Famous author, Danielle Steele, met her second husband while he was in prison.  One day after divorcing that husband, she married another prisoner, with whom she had one child and divorced three years later.  And the list goes on. 

I had never really speculated too much about the type of woman who meets and marries a prisoner – that is, until I met the woman on the airplane.  She was on her way up to visit her husband in a prison on the other side of the state, which she did every other week-end – year round.  I wondered why anyone do such a thing, especially the women who marry serial killers, rapists, and perpetrators of other violent crimes.  Who would want a man who was a social deviant?

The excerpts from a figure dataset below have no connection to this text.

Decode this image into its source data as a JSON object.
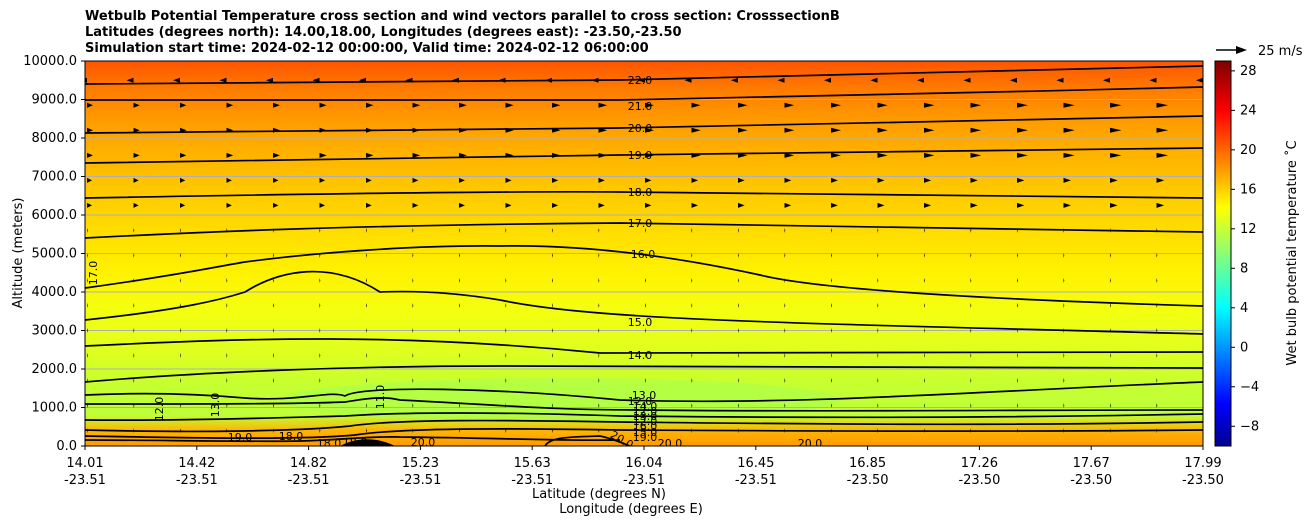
{
  "chart_data": {
    "type": "contour",
    "title_lines": [
      "Wetbulb Potential Temperature cross section and wind vectors parallel to cross section: CrosssectionB",
      "Latitudes (degrees north): 14.00,18.00, Longitudes (degrees east): -23.50,-23.50",
      "Simulation start time: 2024-02-12 00:00:00, Valid time: 2024-02-12 06:00:00"
    ],
    "ylabel": "Altitude (meters)",
    "xlabel": "Latitude (degrees N)",
    "xlabel2": "Longitude (degrees E)",
    "ylim": [
      0,
      10000
    ],
    "y_ticks": [
      "0.0",
      "1000.0",
      "2000.0",
      "3000.0",
      "4000.0",
      "5000.0",
      "6000.0",
      "7000.0",
      "8000.0",
      "9000.0",
      "10000.0"
    ],
    "x_ticks": [
      {
        "lat": "14.01",
        "lon": "-23.51"
      },
      {
        "lat": "14.42",
        "lon": "-23.51"
      },
      {
        "lat": "14.82",
        "lon": "-23.51"
      },
      {
        "lat": "15.23",
        "lon": "-23.51"
      },
      {
        "lat": "15.63",
        "lon": "-23.51"
      },
      {
        "lat": "16.04",
        "lon": "-23.51"
      },
      {
        "lat": "16.45",
        "lon": "-23.51"
      },
      {
        "lat": "16.85",
        "lon": "-23.50"
      },
      {
        "lat": "17.26",
        "lon": "-23.50"
      },
      {
        "lat": "17.67",
        "lon": "-23.50"
      },
      {
        "lat": "17.99",
        "lon": "-23.50"
      }
    ],
    "grid": "horizontal",
    "colorbar": {
      "label": "Wet bulb potential temperature $^\\circ$C",
      "label_display": "Wet bulb potential temperature ˚C",
      "ticks": [
        "−8",
        "−4",
        "0",
        "4",
        "8",
        "12",
        "16",
        "20",
        "24",
        "28"
      ],
      "range": [
        -10,
        29
      ],
      "colormap": "jet"
    },
    "quiver_key": "25 m/s",
    "contours": [
      {
        "level": 22.0,
        "altitude": 9400,
        "label": "22.0"
      },
      {
        "level": 21.0,
        "altitude": 8700,
        "label": "21.0"
      },
      {
        "level": 20.0,
        "altitude": 8150,
        "label": "20.0"
      },
      {
        "level": 19.0,
        "altitude": 7400,
        "label": "19.0"
      },
      {
        "level": 18.0,
        "altitude": 6450,
        "label": "18.0"
      },
      {
        "level": 17.0,
        "altitude": 5700,
        "label": "17.0"
      },
      {
        "level": 16.0,
        "altitude": 5050,
        "label": "16.0"
      },
      {
        "level": 15.0,
        "altitude": 3200,
        "label": "15.0"
      },
      {
        "level": 14.0,
        "altitude": 2400,
        "label": "14.0"
      },
      {
        "level": 13.0,
        "altitude": 1300,
        "label": "13.0"
      },
      {
        "level": 12.0,
        "altitude": 1200,
        "label": "12.0"
      }
    ],
    "annotations": [
      "17.0",
      "12.0",
      "13.0",
      "11.0",
      "19.0",
      "18.0",
      "18.0",
      "18.0",
      "20.0",
      "20.0",
      "20.0",
      "20.0",
      "12.0",
      "12.0",
      "16.0",
      "14.0",
      "15.0",
      "19.0",
      "13.0"
    ],
    "colors": {
      "upper": "#ff5a00",
      "mid": "#ffd200",
      "low": "#ecff14",
      "boundary": "#ffa000"
    }
  }
}
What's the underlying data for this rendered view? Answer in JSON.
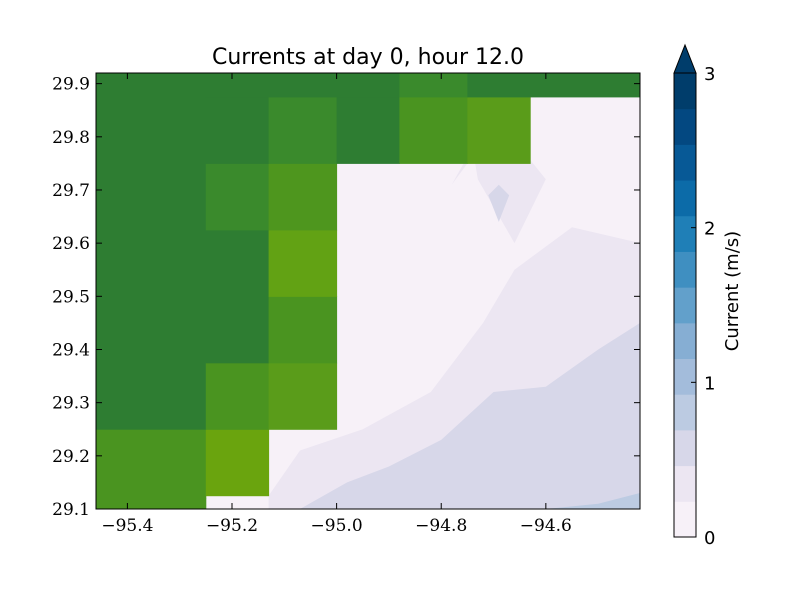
{
  "chart_data": {
    "type": "heatmap",
    "title": "Currents at day 0, hour 12.0",
    "xlim": [
      -95.46,
      -94.42
    ],
    "ylim": [
      29.1,
      29.92
    ],
    "x_ticks": [
      -95.4,
      -95.2,
      -95.0,
      -94.8,
      -94.6
    ],
    "x_tick_labels": [
      "−95.4",
      "−95.2",
      "−95.0",
      "−94.8",
      "−94.6"
    ],
    "y_ticks": [
      29.1,
      29.2,
      29.3,
      29.4,
      29.5,
      29.6,
      29.7,
      29.8,
      29.9
    ],
    "y_tick_labels": [
      "29.1",
      "29.2",
      "29.3",
      "29.4",
      "29.5",
      "29.6",
      "29.7",
      "29.8",
      "29.9"
    ],
    "land_cells": [
      {
        "x": [
          -95.46,
          -95.25
        ],
        "y": [
          29.1,
          29.12
        ],
        "color": "#4a9420"
      },
      {
        "x": [
          -95.46,
          -95.25
        ],
        "y": [
          29.12,
          29.25
        ],
        "color": "#4a9420"
      },
      {
        "x": [
          -95.25,
          -95.13
        ],
        "y": [
          29.125,
          29.25
        ],
        "color": "#6aa40e"
      },
      {
        "x": [
          -95.46,
          -95.25
        ],
        "y": [
          29.25,
          29.92
        ],
        "color": "#2e7d32"
      },
      {
        "x": [
          -95.25,
          -95.13
        ],
        "y": [
          29.25,
          29.375
        ],
        "color": "#4a9420"
      },
      {
        "x": [
          -95.13,
          -95.0
        ],
        "y": [
          29.25,
          29.375
        ],
        "color": "#5a9c1a"
      },
      {
        "x": [
          -95.25,
          -95.13
        ],
        "y": [
          29.375,
          29.625
        ],
        "color": "#2e7d32"
      },
      {
        "x": [
          -95.13,
          -95.0
        ],
        "y": [
          29.375,
          29.5
        ],
        "color": "#4a9420"
      },
      {
        "x": [
          -95.13,
          -95.0
        ],
        "y": [
          29.5,
          29.625
        ],
        "color": "#62a214"
      },
      {
        "x": [
          -95.25,
          -95.13
        ],
        "y": [
          29.625,
          29.75
        ],
        "color": "#3a8a2c"
      },
      {
        "x": [
          -95.13,
          -95.0
        ],
        "y": [
          29.625,
          29.75
        ],
        "color": "#4e961e"
      },
      {
        "x": [
          -95.25,
          -95.13
        ],
        "y": [
          29.75,
          29.875
        ],
        "color": "#2e7d32"
      },
      {
        "x": [
          -95.13,
          -95.0
        ],
        "y": [
          29.75,
          29.875
        ],
        "color": "#3a8a2c"
      },
      {
        "x": [
          -95.0,
          -94.88
        ],
        "y": [
          29.75,
          29.875
        ],
        "color": "#2e7d32"
      },
      {
        "x": [
          -94.88,
          -94.75
        ],
        "y": [
          29.75,
          29.875
        ],
        "color": "#4a9420"
      },
      {
        "x": [
          -94.75,
          -94.63
        ],
        "y": [
          29.75,
          29.875
        ],
        "color": "#5a9c1a"
      },
      {
        "x": [
          -95.25,
          -94.88
        ],
        "y": [
          29.875,
          29.92
        ],
        "color": "#2e7d32"
      },
      {
        "x": [
          -94.88,
          -94.75
        ],
        "y": [
          29.875,
          29.92
        ],
        "color": "#3a8a2c"
      },
      {
        "x": [
          -94.75,
          -94.42
        ],
        "y": [
          29.875,
          29.92
        ],
        "color": "#2e7d32"
      }
    ],
    "water_background": "#f7f1f8",
    "contour_regions": [
      {
        "level": "0.5-0.75",
        "color": "#ece6f2",
        "x": [
          -95.13,
          -95.13,
          -95.07,
          -94.95,
          -94.82,
          -94.72,
          -94.66,
          -94.55,
          -94.42,
          -94.42
        ],
        "y": [
          29.1,
          29.125,
          29.21,
          29.25,
          29.32,
          29.45,
          29.55,
          29.63,
          29.6,
          29.1
        ]
      },
      {
        "level": "0.75-1.0",
        "color": "#d7d7e9",
        "x": [
          -95.07,
          -94.98,
          -94.9,
          -94.8,
          -94.7,
          -94.6,
          -94.5,
          -94.42,
          -94.42
        ],
        "y": [
          29.1,
          29.15,
          29.18,
          29.23,
          29.32,
          29.33,
          29.4,
          29.45,
          29.1
        ]
      },
      {
        "level": "1.0-1.25",
        "color": "#bccbe2",
        "x": [
          -94.6,
          -94.5,
          -94.42,
          -94.42
        ],
        "y": [
          29.1,
          29.11,
          29.13,
          29.1
        ]
      },
      {
        "level": "0.5-0.75",
        "color": "#ece6f2",
        "x": [
          -94.78,
          -94.74,
          -94.73,
          -94.66,
          -94.6,
          -94.69
        ],
        "y": [
          29.71,
          29.78,
          29.72,
          29.6,
          29.72,
          29.83
        ]
      },
      {
        "level": "0.75-1.0",
        "color": "#d7d7e9",
        "x": [
          -94.71,
          -94.69,
          -94.67,
          -94.69
        ],
        "y": [
          29.69,
          29.64,
          29.69,
          29.71
        ]
      }
    ],
    "colorbar": {
      "label": "Current (m/s)",
      "range": [
        0,
        3
      ],
      "ticks": [
        0,
        1,
        2,
        3
      ],
      "tick_labels": [
        "0",
        "1",
        "2",
        "3"
      ],
      "extend": "max",
      "colors": [
        "#f7f1f8",
        "#ece6f2",
        "#d7d7e9",
        "#bccbe2",
        "#a3bcdb",
        "#86aed3",
        "#62a0cb",
        "#3f8fc1",
        "#1f7fb7",
        "#0c6ba8",
        "#075996",
        "#034881",
        "#003d6b"
      ]
    },
    "grid": false
  }
}
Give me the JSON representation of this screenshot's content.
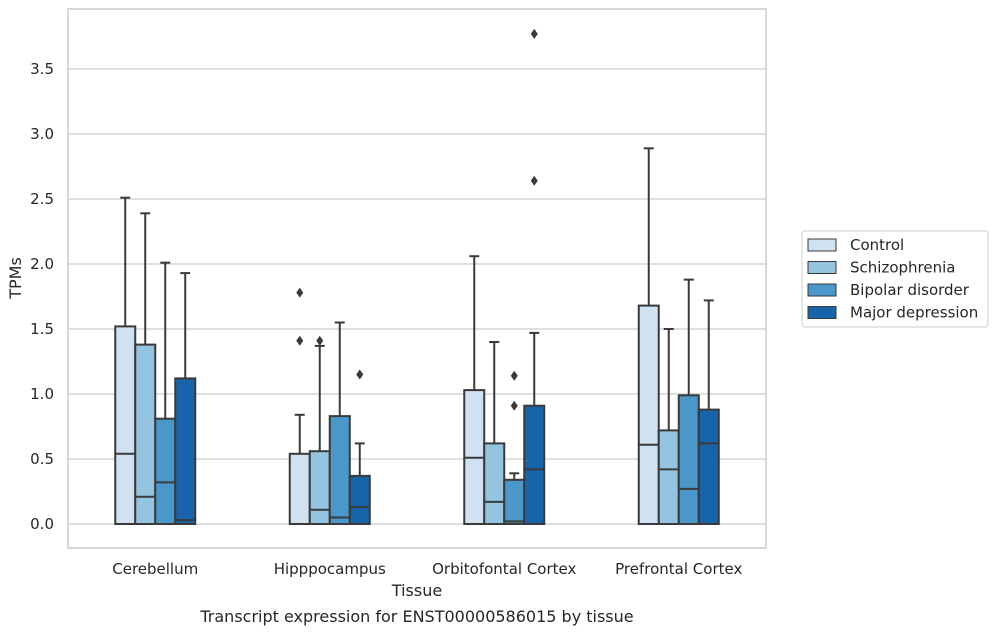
{
  "chart_data": {
    "type": "box",
    "title": "",
    "caption": "Transcript expression for ENST00000586015 by tissue",
    "xlabel": "Tissue",
    "ylabel": "TPMs",
    "ylim": [
      -0.18,
      3.95
    ],
    "yticks": [
      "0.0",
      "0.5",
      "1.0",
      "1.5",
      "2.0",
      "2.5",
      "3.0",
      "3.5"
    ],
    "grid": "horizontal",
    "legend_position": "right",
    "categories": [
      "Cerebellum",
      "Hipppocampus",
      "Orbitofontal Cortex",
      "Prefrontal Cortex"
    ],
    "series": [
      {
        "name": "Control",
        "color": "#d0e1f2",
        "boxes": [
          {
            "q1": 0.0,
            "median": 0.54,
            "q3": 1.52,
            "whisker_low": 0.0,
            "whisker_high": 2.51,
            "outliers": []
          },
          {
            "q1": 0.0,
            "median": 0.0,
            "q3": 0.54,
            "whisker_low": 0.0,
            "whisker_high": 0.84,
            "outliers": [
              1.41,
              1.78
            ]
          },
          {
            "q1": 0.0,
            "median": 0.51,
            "q3": 1.03,
            "whisker_low": 0.0,
            "whisker_high": 2.06,
            "outliers": []
          },
          {
            "q1": 0.0,
            "median": 0.61,
            "q3": 1.68,
            "whisker_low": 0.0,
            "whisker_high": 2.89,
            "outliers": []
          }
        ]
      },
      {
        "name": "Schizophrenia",
        "color": "#94c4df",
        "boxes": [
          {
            "q1": 0.0,
            "median": 0.21,
            "q3": 1.38,
            "whisker_low": 0.0,
            "whisker_high": 2.39,
            "outliers": []
          },
          {
            "q1": 0.0,
            "median": 0.11,
            "q3": 0.56,
            "whisker_low": 0.0,
            "whisker_high": 1.37,
            "outliers": [
              1.41
            ]
          },
          {
            "q1": 0.0,
            "median": 0.17,
            "q3": 0.62,
            "whisker_low": 0.0,
            "whisker_high": 1.4,
            "outliers": []
          },
          {
            "q1": 0.0,
            "median": 0.42,
            "q3": 0.72,
            "whisker_low": 0.0,
            "whisker_high": 1.5,
            "outliers": []
          }
        ]
      },
      {
        "name": "Bipolar disorder",
        "color": "#4a98c9",
        "boxes": [
          {
            "q1": 0.0,
            "median": 0.32,
            "q3": 0.81,
            "whisker_low": 0.0,
            "whisker_high": 2.01,
            "outliers": []
          },
          {
            "q1": 0.0,
            "median": 0.05,
            "q3": 0.83,
            "whisker_low": 0.0,
            "whisker_high": 1.55,
            "outliers": []
          },
          {
            "q1": 0.0,
            "median": 0.02,
            "q3": 0.34,
            "whisker_low": 0.0,
            "whisker_high": 0.39,
            "outliers": [
              0.91,
              1.14
            ]
          },
          {
            "q1": 0.0,
            "median": 0.27,
            "q3": 0.99,
            "whisker_low": 0.0,
            "whisker_high": 1.88,
            "outliers": []
          }
        ]
      },
      {
        "name": "Major depression",
        "color": "#1764ab",
        "boxes": [
          {
            "q1": 0.0,
            "median": 0.03,
            "q3": 1.12,
            "whisker_low": 0.0,
            "whisker_high": 1.93,
            "outliers": []
          },
          {
            "q1": 0.0,
            "median": 0.13,
            "q3": 0.37,
            "whisker_low": 0.0,
            "whisker_high": 0.62,
            "outliers": [
              1.15
            ]
          },
          {
            "q1": 0.0,
            "median": 0.42,
            "q3": 0.91,
            "whisker_low": 0.0,
            "whisker_high": 1.47,
            "outliers": [
              2.64,
              3.77
            ]
          },
          {
            "q1": 0.0,
            "median": 0.62,
            "q3": 0.88,
            "whisker_low": 0.0,
            "whisker_high": 1.72,
            "outliers": []
          }
        ]
      }
    ]
  }
}
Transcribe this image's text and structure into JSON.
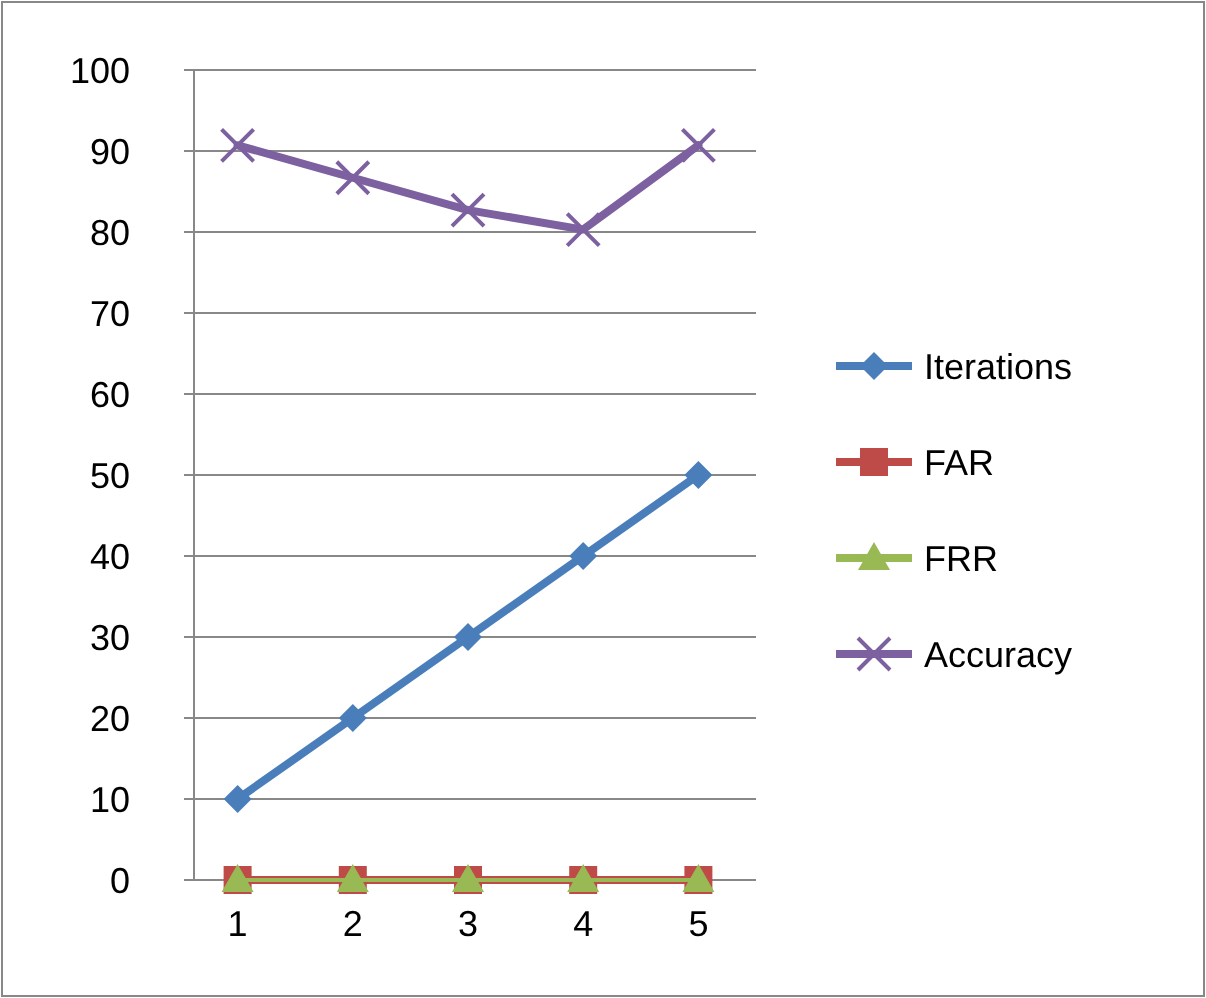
{
  "chart_data": {
    "type": "line",
    "categories": [
      "1",
      "2",
      "3",
      "4",
      "5"
    ],
    "series": [
      {
        "name": "Iterations",
        "color": "#4a7ebb",
        "values": [
          10,
          20,
          30,
          40,
          50
        ],
        "marker": "diamond"
      },
      {
        "name": "FAR",
        "color": "#be4b48",
        "values": [
          0,
          0,
          0,
          0,
          0
        ],
        "marker": "square"
      },
      {
        "name": "FRR",
        "color": "#98b954",
        "values": [
          0,
          0,
          0,
          0,
          0
        ],
        "marker": "triangle"
      },
      {
        "name": "Accuracy",
        "color": "#7d60a0",
        "values": [
          90.7,
          86.7,
          82.7,
          80.3,
          90.7
        ],
        "marker": "cross"
      }
    ],
    "ylim": [
      0,
      100
    ],
    "yticks": [
      0,
      10,
      20,
      30,
      40,
      50,
      60,
      70,
      80,
      90,
      100
    ],
    "grid": "y",
    "legend": "right"
  }
}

Sheila Isenberg, author of Women Who Love Men Who Kill, offered some plausible theories.  In researching for her book, she interviewed many murderers in prison, police, prison officials, psychologists, and psychiatrists.  She determined that there were common threads running through the women she interviewed.  Most came from dysfunctional families made up of a violent father and a passive mother.  For that woman, marrying a prisoner – especially one with no possibility of parole – is her way of having a relationship with a powerful man and being in control, while keeping her distance at the same time.  For some, it is the notoriety they gain by marrying a prison inmate and the importance she feels by reaching out to and winning someone so infamous. 

I never did ask the woman on the plane her reason for marrying the inmate, but she did offer that it was “God’s will.”  I also had a friend who went with her aunt to visit her uncle in prison and fell for her uncle’s cell mate.  When he was paroled, they got together.  Ten months and one baby later, though, he was gone.

Lots of inmates find God during their period of incarceration but don’t bring Him along when they get out on parole.  If they can find God on the inside, I guess that it stands to reason that they can find love, too.  The more violent and antisocial the offender, the more women who are trying to gain access to them.  Though I tend to agree with Isenberg on her theories, I don’t want to discount the fact that there are still normal, successful women of sound mind who meet inmates, fall in love with them, and marry them, with no hope of a normal married  life.  I think that this is a mystery that we will never fully understand.